Giliran Anggota DPR RI Kunjungi ke Stasiun


Senin, 07 Agustus 2017 - 19:17:58 WIB
Giliran Anggota DPR RI Kunjungi ke Stasiun TEMUI WARGA -- Anggota DPR RI dari Fraksi PKS Refrizal, ketika berdialog dengan warga dan pengurus Opakai, usai menggelar pertemuan dan tatap muka di Masjid Mubarak Stasiun, Minggu (6/8).  Insert: OPAKAI Bukittinggi memajangkan sapanduk besar Surek Kaba Perjuangan di Kawasan Stasiun. GATOT

BUKITTINGGI, HARIANHALUAN.COM - Direktur Utama PT Kereta Api Indonesia (KAI), Edi Sukmoro, berencana akan berkunjung ke Stasiun Bukittinggi untuk mencarikan solusi terkaid persoalan antara warga Stasiun dengan pihak PT KAI.

Demikian disampaikan anggota DPR RI dari Fraksi PKS Refrizal, ketika berkunjung dan menggelar pertemuan dengan Organisasi Penyewa Aset Kereta Api Indonesia (OPAKAI) Bukittinggi dan warga Stasiun di Masjid Mubarak Stasiun, Minggu (6/8). Dalam kunjungannya ke Stasiun ini turut didampingi oleh anggota DPRD Bukittinggi dari Fraksi PKS seperti Syaiful Efendi, Ibnu Azis dan Arnis. Dari pengurus OPAKAI terlihat hadir Ketua Opakai Kumar Z. Chan beserta Wakil Ketua Chairunnas dan Young Happy.

“Sesampai di Bukittinggi dan sebelum bertemu dengan warga, saya telah telpon Dirut Utama PT untuk minta penjelasan. Dirut PT KAI bilang bahwa ia akan turun ke Stasiun untuk mencarikan solusi melalui jalan musyawarah dan mufakat dengan warga terdampak rencana penggusuran,” kata Refrizal di hadapan ratusan warga Stasiun dan pengurus OPAKAI.
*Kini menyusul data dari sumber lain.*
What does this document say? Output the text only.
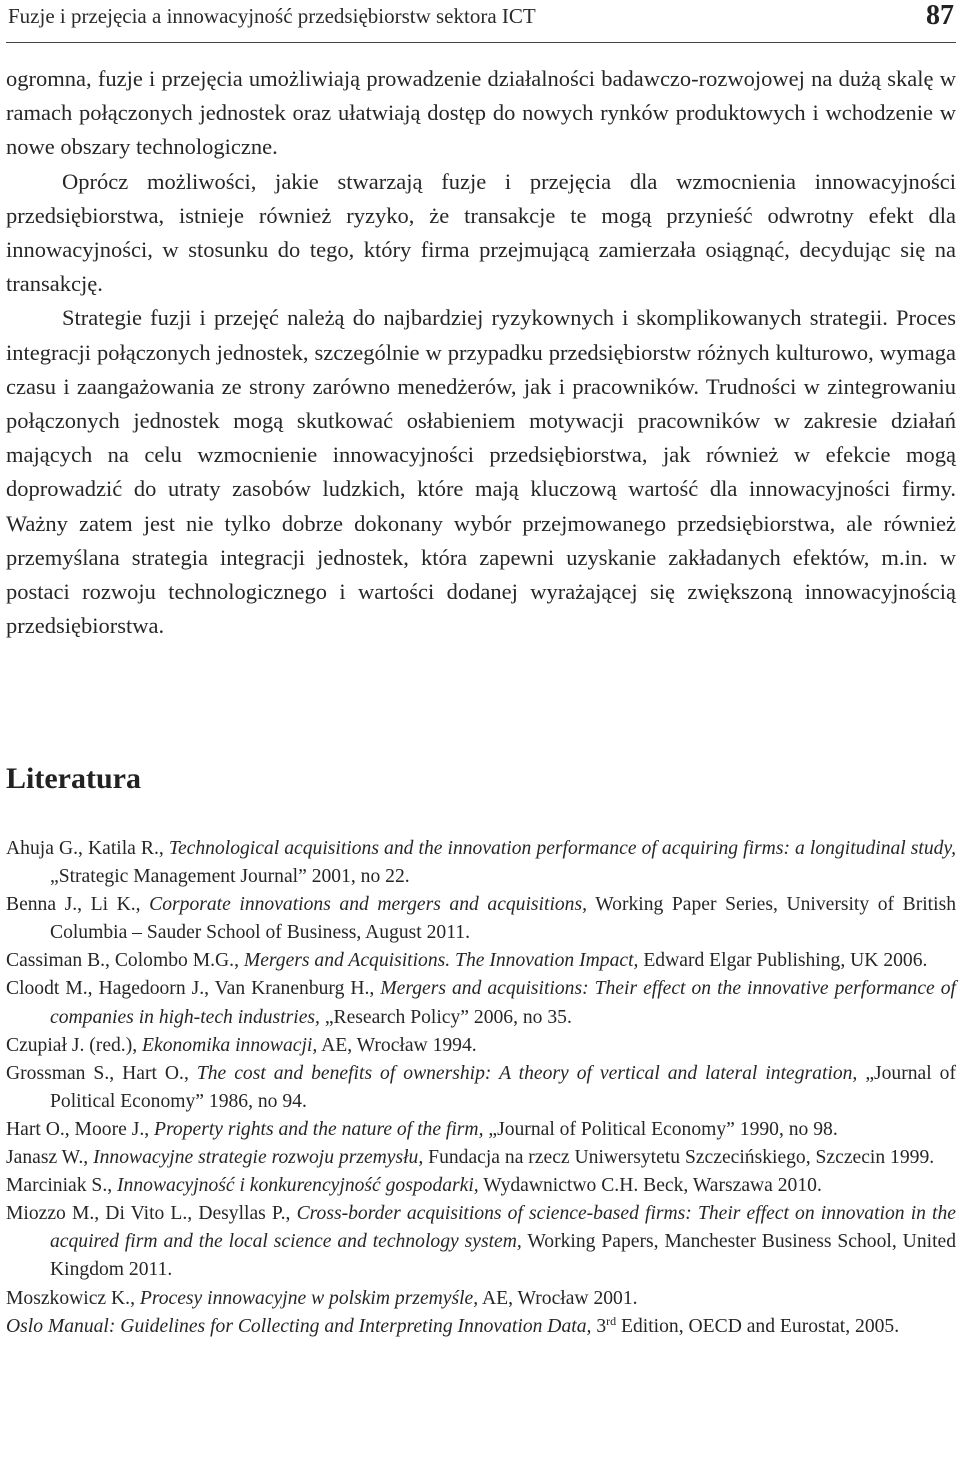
Fuzje i przejęcia a innowacyjność przedsiębiorstw sektora ICT	87

ogromna, fuzje i przejęcia umożliwiają prowadzenie działalności badawczo-rozwojowej na dużą skalę w ramach połączonych jednostek oraz ułatwiają dostęp do nowych rynków produktowych i wchodzenie w nowe obszary technologiczne.

Oprócz możliwości, jakie stwarzają fuzje i przejęcia dla wzmocnienia innowacyjności przedsiębiorstwa, istnieje również ryzyko, że transakcje te mogą przynieść odwrotny efekt dla innowacyjności, w stosunku do tego, który firma przejmującą zamierzała osiągnąć, decydując się na transakcję.

Strategie fuzji i przejęć należą do najbardziej ryzykownych i skomplikowanych strategii. Proces integracji połączonych jednostek, szczególnie w przypadku przedsiębiorstw różnych kulturowo, wymaga czasu i zaangażowania ze strony zarówno menedżerów, jak i pracowników. Trudności w zintegrowaniu połączonych jednostek mogą skutkować osłabieniem motywacji pracowników w zakresie działań mających na celu wzmocnienie innowacyjności przedsiębiorstwa, jak również w efekcie mogą doprowadzić do utraty zasobów ludzkich, które mają kluczową wartość dla innowacyjności firmy. Ważny zatem jest nie tylko dobrze dokonany wybór przejmowanego przedsiębiorstwa, ale również przemyślana strategia integracji jednostek, która zapewni uzyskanie zakładanych efektów, m.in. w postaci rozwoju technologicznego i wartości dodanej wyrażającej się zwiększoną innowacyjnością przedsiębiorstwa.

Literatura

Ahuja G., Katila R., Technological acquisitions and the innovation performance of acquiring firms: a longitudinal study, „Strategic Management Journal” 2001, no 22.

Benna J., Li K., Corporate innovations and mergers and acquisitions, Working Paper Series, University of British Columbia – Sauder School of Business, August 2011.

Cassiman B., Colombo M.G., Mergers and Acquisitions. The Innovation Impact, Edward Elgar Publishing, UK 2006.

Cloodt M., Hagedoorn J., Van Kranenburg H., Mergers and acquisitions: Their effect on the innovative performance of companies in high-tech industries, „Research Policy” 2006, no 35.

Czupiał J. (red.), Ekonomika innowacji, AE, Wrocław 1994.

Grossman S., Hart O., The cost and benefits of ownership: A theory of vertical and lateral integration, „Journal of Political Economy” 1986, no 94.

Hart O., Moore J., Property rights and the nature of the firm, „Journal of Political Economy” 1990, no 98.

Janasz W., Innowacyjne strategie rozwoju przemysłu, Fundacja na rzecz Uniwersytetu Szczecińskiego, Szczecin 1999.

Marciniak S., Innowacyjność i konkurencyjność gospodarki, Wydawnictwo C.H. Beck, Warszawa 2010.

Miozzo M., Di Vito L., Desyllas P., Cross-border acquisitions of science-based firms: Their effect on innovation in the acquired firm and the local science and technology system, Working Papers, Manchester Business School, United Kingdom 2011.

Moszkowicz K., Procesy innowacyjne w polskim przemyśle, AE, Wrocław 2001.

Oslo Manual: Guidelines for Collecting and Interpreting Innovation Data, 3rd Edition, OECD and Eurostat, 2005.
Menurut Refrizal, dalam percakapannya dengan Dirut utama PT KAI yang didengarkan langsung oleh Ketua Opakai Kumar Z Chan, Dirut Utama PT KAI Edi Sukmoro mengatakan bahwa ia akan menelpon PT KAI Divre II Sumbar untuk menunda penggosongan lahan yang ditempati warga sampai adanya musyawarah dan mufakat dari kedua belah pihak.

Dirut utama PT KAI juga menyebutkan, bahwa ia akan turun ke Stasiun Bukittinggi untuk bertemu dengan warga untuk mencarikan solusi terkaid dengan reaktivisasi kembali jalur kereta API. Karna pihak PT KAI tidak ingin ada gejolak antara warga dengan PT KAI, dan PT KAI juga tidak ingin ada yang dirugikan dengan persoalan ini. “Kami akan lakukan musyawarah dan mufakat dengan warga terkaid dengan rencana penggusuran yang dilakukan pihak PT KAI,” kata Edi Sumoro kepada Refrizal melalui telepon selulernya.

Sebelumya Refrizal juga menegaskan kepada Dirut utama PT KAI, bahwa yang digusur ini bukanlah barang tetapi manusia yang punya anak dan keluarga. Oleh karena itu pihak PT KAI harus memikirkan dampak yang ditimbulkan dari penggusuran yang dilakukan itu. Sebab ada sekitar lebih kurang 206 Kepala Keluarga (KK) warga Stasiun yang menempati lahan PT KAI tersebut secara legal.

“Jadi jangan PT KAI main gusur saja karna yang digusur ini adalah warga yang mempunyai anak dan keluarga yang sudah menetap puluhan tahun. Jika memang harus digusur tentu harus ada solusinya tanpa menzalimi warga. Dan PT KAI harus harif dalam menyelesaikannya,” tegas Refrizal.

Menurutnya, rencana penggusuran yang akan dilakukan oleh PT KAI jangan sampai mensengsarakan warga. Jika memang penggusuran dilakukan sesuai dengan program yang telah ditentukan, maka perlu dilakukan musyawarah dan mufakat untuk dicarikan solusinya agar tidak ada yang dirugikan.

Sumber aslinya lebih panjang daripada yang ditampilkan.